There are a growing number of edited collections that serve as a useful introduction to sound studies, providing a general overview of the field. These have different approaches and points of emphasis: Novak and Sakakeeny 2015 is organized around key terms, Keeling and Kun 2012 draws on American studies, Pinch and Bijsterveld 2011 is oriented toward science and technology studies, and Papenburg and Schulze 2016 addresses sound as a means of analyzing popular culture, while Birdsall and Enns 2008 takes mediation as its central theme, examining the relationship between sound, bodies, and technologies. Bull 2019 includes a section on sound-studies research skills and methods. Steingo and Sykes 2019 is an important intervention that expands the geographic scope of the field. More introductory texts can be found in the section Anthologies and Readers.

  • Birdsall, Carolyn, and Anthony Enns, eds. Sonic Mediations: Body, Sound, Technology. Newcastle, UK: Cambridge Scholars Press, 2008.

    The volume takes mediation as its central theme. Each chapter addresses a case study involving different sound and music technologies, practices, and installations in order to reflect on the relations between bodies, technologies, and sonic experience.

  • Bull, Michael, ed. The Routledge Companion to Sound Studies. Abingdon, UK: Routledge, 2019.

    An extensive collection consisting of thirty-eight chapters examining key concepts and debates in sound studies. The book is organized around six thematized sections, all of which have their own introduction. This includes a section on research skills and methods.

  • Keeling, Kara, and Josh Kun, eds. Sound Clash: Listening to American Studies. Baltimore: Johns Hopkins University Press, 2012.

    Oriented toward American studies, this collection of essays examines sound in different technological, spatial, affective, formal, and political-economic contexts, and its relationship with formations of race, gender, class, sexuality, and community.

  • Novak, David, and Matt Sakakeeny, eds. Keywords in Sound. Durham, NC: Duke University Press, 2015.
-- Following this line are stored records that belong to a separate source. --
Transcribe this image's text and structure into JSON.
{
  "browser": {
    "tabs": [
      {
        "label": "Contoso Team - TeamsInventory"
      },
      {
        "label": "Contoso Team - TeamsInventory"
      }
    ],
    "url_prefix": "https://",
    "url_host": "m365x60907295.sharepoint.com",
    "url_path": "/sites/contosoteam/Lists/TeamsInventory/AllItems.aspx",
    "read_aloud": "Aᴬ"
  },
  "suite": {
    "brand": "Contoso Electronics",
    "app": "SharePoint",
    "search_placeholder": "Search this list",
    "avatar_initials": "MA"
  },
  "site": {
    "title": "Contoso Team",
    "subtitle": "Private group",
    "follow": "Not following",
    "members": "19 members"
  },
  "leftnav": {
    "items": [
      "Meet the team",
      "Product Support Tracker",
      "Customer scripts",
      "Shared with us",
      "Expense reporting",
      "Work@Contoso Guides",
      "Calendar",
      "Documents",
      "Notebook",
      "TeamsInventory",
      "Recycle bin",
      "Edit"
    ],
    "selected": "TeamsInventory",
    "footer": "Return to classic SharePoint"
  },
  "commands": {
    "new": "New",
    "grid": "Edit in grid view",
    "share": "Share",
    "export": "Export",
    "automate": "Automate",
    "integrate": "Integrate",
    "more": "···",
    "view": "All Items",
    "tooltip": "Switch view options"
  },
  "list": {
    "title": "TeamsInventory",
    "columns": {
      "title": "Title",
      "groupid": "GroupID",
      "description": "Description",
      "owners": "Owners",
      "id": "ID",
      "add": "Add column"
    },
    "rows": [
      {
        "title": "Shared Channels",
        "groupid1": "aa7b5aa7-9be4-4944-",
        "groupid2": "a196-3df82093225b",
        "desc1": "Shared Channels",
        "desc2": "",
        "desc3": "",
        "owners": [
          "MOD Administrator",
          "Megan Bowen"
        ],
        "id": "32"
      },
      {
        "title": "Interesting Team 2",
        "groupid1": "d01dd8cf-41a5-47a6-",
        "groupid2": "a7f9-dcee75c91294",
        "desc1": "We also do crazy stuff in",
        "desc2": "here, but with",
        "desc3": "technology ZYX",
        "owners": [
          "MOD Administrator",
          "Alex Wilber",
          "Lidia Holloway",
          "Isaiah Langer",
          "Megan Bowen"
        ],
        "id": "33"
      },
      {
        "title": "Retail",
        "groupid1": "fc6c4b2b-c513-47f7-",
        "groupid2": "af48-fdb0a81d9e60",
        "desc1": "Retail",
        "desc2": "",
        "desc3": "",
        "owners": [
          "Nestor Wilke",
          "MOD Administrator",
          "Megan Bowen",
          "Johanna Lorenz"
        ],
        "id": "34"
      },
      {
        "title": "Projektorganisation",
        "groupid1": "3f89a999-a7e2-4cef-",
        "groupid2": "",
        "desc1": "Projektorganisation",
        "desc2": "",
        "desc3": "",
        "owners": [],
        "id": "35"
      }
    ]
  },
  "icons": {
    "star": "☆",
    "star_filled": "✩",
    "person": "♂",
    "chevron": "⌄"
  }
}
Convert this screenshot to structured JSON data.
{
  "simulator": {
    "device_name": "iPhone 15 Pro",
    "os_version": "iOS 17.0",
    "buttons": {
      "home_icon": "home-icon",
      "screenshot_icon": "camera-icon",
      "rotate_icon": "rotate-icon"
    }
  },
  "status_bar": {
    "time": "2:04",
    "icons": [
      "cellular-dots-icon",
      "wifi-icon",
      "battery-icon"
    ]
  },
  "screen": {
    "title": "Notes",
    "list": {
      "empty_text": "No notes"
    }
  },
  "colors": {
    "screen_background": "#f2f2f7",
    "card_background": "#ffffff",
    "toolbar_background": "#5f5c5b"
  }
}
    Twenty essays based on key concepts in sound studies, including echo, silence, deafness, radio, and synthesis. The essays track the intellectual history of each term and their role in social, political, and artistic discourse, highlighting significant themes for current and future research.

  • Papenburg, Jens, and Holger Schulze, eds. Sound as Popular Culture: A Research Companion. Cambridge, MA: MIT Press, 2016.

    The collection uses sound as a means of understanding and analyzing popular culture and its constitutive cultural practices. Organized thematically, the chapters examine means of conceptualizing sound, sonic materiality, and listening; sonic methodologies; and the relationship between sound studies and other fields of study.

  • Pinch, Trevor, and Karin Bijsterveld, eds. The Oxford Handbook Sound Studies. Oxford: Oxford University Press, 2011.

    Grounded in sound and technologies studies, this collection of essays addresses a variety of sound technologies, as well as the sounds of technologies and associated listening practices.

  • Steingo, Gavin, and Jim Sykes, eds. Remapping Sound Studies. Durham, NC: Duke University Press, 2019.

    The collection aims to broaden the geographic scope of sound studies by addressing auditory cultures in the Global South. In doing so, it complicates common narratives in the field concerning technology, listening, and modernity.